La commission spéciale a organisé une table ronde réunissant des entreprises de cyberdéfense : M. Michaël Barthellemy, responsable de la gestion des risques cyber et des actifs d’Airbus et représentant de la commission Cyber du Groupement des industries françaises aéronautiques et spatiales (Gifas), M. Thierry Racaud, président-directeur général d’Airbus Protect, M. Yves Berthe, coordinateur sécurité d’Airbus France, M. Olivier Bonnet de Paillerets, vice-président exécutif chargé de la technologie et du marketing d’Orange Cyberdéfense, M. Vivien Mura, directeur des technologies d’Orange Cyberdéfense, Mme Katuiscia Benloukil, vice-présidente communication de Tehtris et M. Arnaud Dechoux, directeur des affaires publiques de Sekoia.io.

M. le président Philippe Latombe. Mes chers collègues, nos auditions sur le projet de loi relatif à la résilience des infrastructures critiques au renforcement de la cybersécurité se poursuivent aujourd’hui avec une table ronde réunissant des représentants d’entreprises présentes dans les domaines de la cyberdéfense et de la cybersécurité. Cette audition sera donc à la fois consacrée à l’impact de la directive NIS 2 sur les entreprises soumises à la réglementation et sur les services de cybersécurité qu’offrent vos groupes respectifs, notamment aux infrastructures critiques.

Airbus sera représenté par M. Barthellemy, responsable de la gestion des risques cyber et des actifs et représentant de la commission cyber du groupement des industries françaises aéronautiques et spatiales (Gifas), M. Thierry Racaud, président directeur général d’Airbus Protect et M. Yves Berthe, coordinateur sécurité d’Airbus France. M. Olivier Bonnet de Paillerets, vice-président exécutif chargé de la technologie et du marketing, et M. Vivien Murat, directeur des technologies, représentent Orange Cyberdéfense. L’entreprise Tehtris est représentée par Mme Katuiscia Benloukil, vice-présidente communication et Sekoia.io par M. Arnaud Dechoux, directeur des affaires publiques.

Avant de vous céder la parole, je souhaite vous poser une question liminaire. Vos activités sont souvent implantées dans plusieurs pays de l’Union européenne. Comment envisagez-vous de vous adapter aux différents modèles de transposition retenus par les États membres ?

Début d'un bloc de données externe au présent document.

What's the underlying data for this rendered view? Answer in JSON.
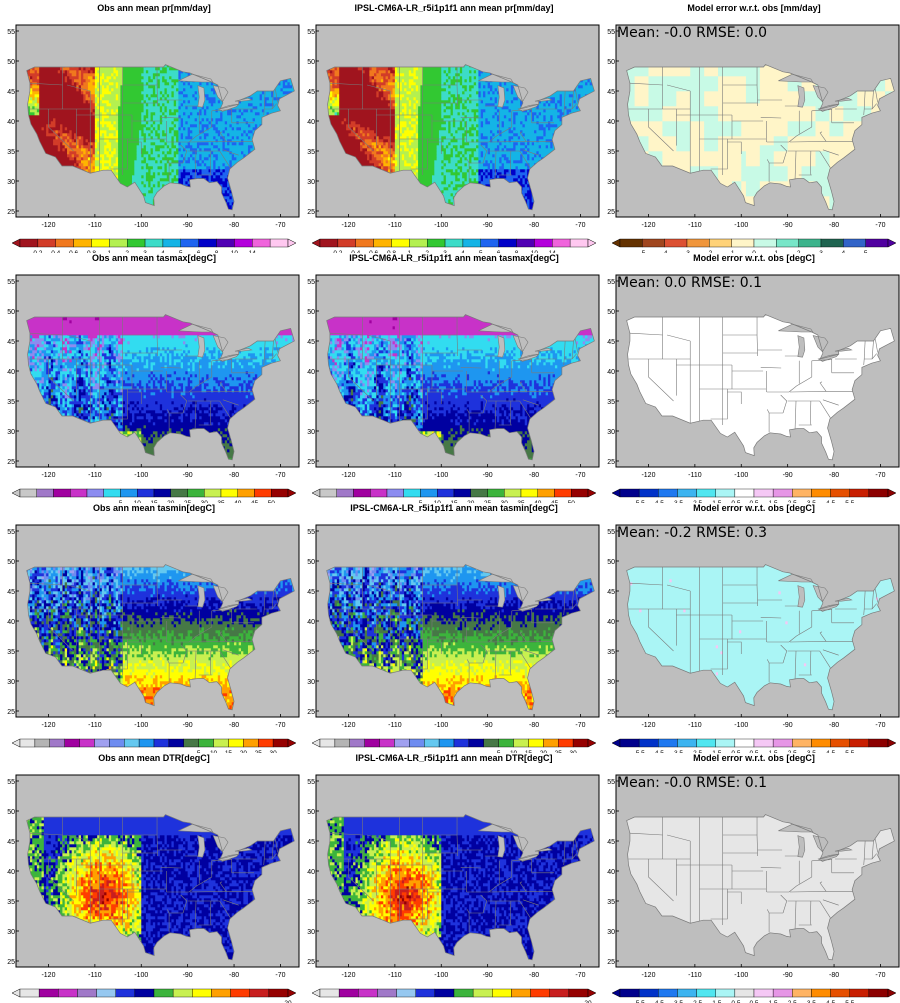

M. Michaël Barthellemy, responsable de la gestion des risques cyber et des actifs d’Airbus et représentant de la commission cyber du Gifas. Je vous remercie de nous accueillir aujourd’hui pour cette audition. La résilience digitale présente plusieurs enjeux cruciaux pour nos organisations, notamment critiques – catégorisées entreprises essentielles ou entreprises importantes –, notre capacité à anticiper, prévenir, dissuader, détecter, retarder, défendre, répondre et résister aux attaques et à nous remettre des incidents de cybersécurité.

Il faut également citer la protection de l’intégrité informatique et fonctionnelle face aux risques croissants ; la limitation des pertes financières, d’image et de confiance en cas d’incident majeur ; la continuité des activités et le maintien de la productivité malgré les attaques et la préservation et la sécurisation des données, y compris dans le cadre du règlement général sur la protection des données (RGPD) et de la loi « informatique et libertés » en France.

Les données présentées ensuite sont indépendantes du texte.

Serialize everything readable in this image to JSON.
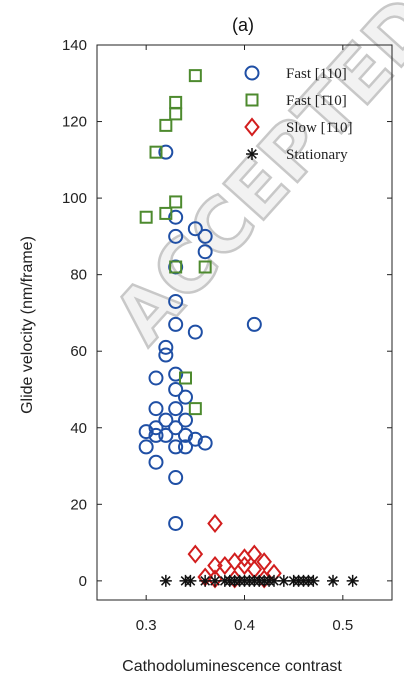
{
  "chart_data": {
    "type": "scatter",
    "panel_label": "(a)",
    "xlabel": "Cathodoluminescence contrast",
    "ylabel": "Glide velocity (nm/frame)",
    "xlim": [
      0.25,
      0.55
    ],
    "ylim": [
      -5,
      140
    ],
    "x_ticks": [
      0.3,
      0.4,
      0.5
    ],
    "x_tick_labels": [
      "0.3",
      "0.4",
      "0.5"
    ],
    "y_ticks": [
      0,
      20,
      40,
      60,
      80,
      100,
      120,
      140
    ],
    "y_tick_labels": [
      "0",
      "20",
      "40",
      "60",
      "80",
      "100",
      "120",
      "140"
    ],
    "grid": false,
    "legend_position": "top-right",
    "watermark": "ACCEPTED",
    "series": [
      {
        "name": "Fast [110]",
        "marker": "circle",
        "color": "#1f4fa5",
        "points": [
          [
            0.32,
            112
          ],
          [
            0.33,
            95
          ],
          [
            0.35,
            92
          ],
          [
            0.33,
            90
          ],
          [
            0.36,
            90
          ],
          [
            0.36,
            86
          ],
          [
            0.33,
            82
          ],
          [
            0.33,
            73
          ],
          [
            0.33,
            67
          ],
          [
            0.35,
            65
          ],
          [
            0.41,
            67
          ],
          [
            0.32,
            61
          ],
          [
            0.32,
            59
          ],
          [
            0.33,
            54
          ],
          [
            0.31,
            53
          ],
          [
            0.33,
            50
          ],
          [
            0.34,
            48
          ],
          [
            0.31,
            45
          ],
          [
            0.33,
            45
          ],
          [
            0.32,
            42
          ],
          [
            0.34,
            42
          ],
          [
            0.31,
            40
          ],
          [
            0.33,
            40
          ],
          [
            0.3,
            39
          ],
          [
            0.31,
            38
          ],
          [
            0.32,
            38
          ],
          [
            0.34,
            38
          ],
          [
            0.35,
            37
          ],
          [
            0.36,
            36
          ],
          [
            0.3,
            35
          ],
          [
            0.33,
            35
          ],
          [
            0.34,
            35
          ],
          [
            0.31,
            31
          ],
          [
            0.33,
            27
          ],
          [
            0.33,
            15
          ]
        ]
      },
      {
        "name": "Fast [1̄10]",
        "marker": "square",
        "color": "#4d8a2e",
        "points": [
          [
            0.35,
            132
          ],
          [
            0.33,
            125
          ],
          [
            0.33,
            122
          ],
          [
            0.32,
            119
          ],
          [
            0.31,
            112
          ],
          [
            0.33,
            99
          ],
          [
            0.3,
            95
          ],
          [
            0.32,
            96
          ],
          [
            0.33,
            82
          ],
          [
            0.36,
            82
          ],
          [
            0.34,
            53
          ],
          [
            0.35,
            45
          ]
        ]
      },
      {
        "name": "Slow [1̄10]",
        "marker": "diamond",
        "color": "#d21e1e",
        "points": [
          [
            0.37,
            15
          ],
          [
            0.35,
            7
          ],
          [
            0.41,
            7
          ],
          [
            0.4,
            6
          ],
          [
            0.39,
            5
          ],
          [
            0.42,
            5
          ],
          [
            0.37,
            4
          ],
          [
            0.38,
            4
          ],
          [
            0.4,
            4
          ],
          [
            0.41,
            3
          ],
          [
            0.43,
            2
          ],
          [
            0.36,
            1
          ],
          [
            0.37,
            0.5
          ],
          [
            0.39,
            0.5
          ],
          [
            0.42,
            0.5
          ]
        ]
      },
      {
        "name": "Stationary",
        "marker": "asterisk",
        "color": "#111111",
        "points": [
          [
            0.32,
            0
          ],
          [
            0.34,
            0
          ],
          [
            0.345,
            0
          ],
          [
            0.36,
            0
          ],
          [
            0.37,
            0
          ],
          [
            0.38,
            0
          ],
          [
            0.385,
            0
          ],
          [
            0.39,
            0
          ],
          [
            0.395,
            0
          ],
          [
            0.4,
            0
          ],
          [
            0.405,
            0
          ],
          [
            0.41,
            0
          ],
          [
            0.415,
            0
          ],
          [
            0.42,
            0
          ],
          [
            0.425,
            0
          ],
          [
            0.43,
            0
          ],
          [
            0.44,
            0
          ],
          [
            0.45,
            0
          ],
          [
            0.455,
            0
          ],
          [
            0.46,
            0
          ],
          [
            0.465,
            0
          ],
          [
            0.47,
            0
          ],
          [
            0.49,
            0
          ],
          [
            0.51,
            0
          ]
        ]
      }
    ]
  }
}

Cette résilience, quand elle parvient à être démontrée, conditionne l’instauration d’un climat de confiance avec nos usagers, clients, fournisseurs et autorités de tutelle. Une fois rappelés ces enjeux importants que représentent la résilience digitale et la cybersécurité pour notre filière, je souhaiterais attirer votre attention sur quelques points qui ressortent de notre étude du projet de loi. Sans vouloir déposséder le Parlement français de ses prérogatives, il n’est plus envisageable aujourd’hui que ce type de texte soit du niveau d’une directive européenne. En réalité, il devrait être porté par un règlement européen. Imaginez la difficulté pour un groupe comme Airbus, présent dans la quasi-totalité des États membres de l’Union européenne (UE). Nous allons devoir appliquer vingt-sept réglementations différentes, ce qui engendrera des coûts supplémentaires et posera des complexités techniques.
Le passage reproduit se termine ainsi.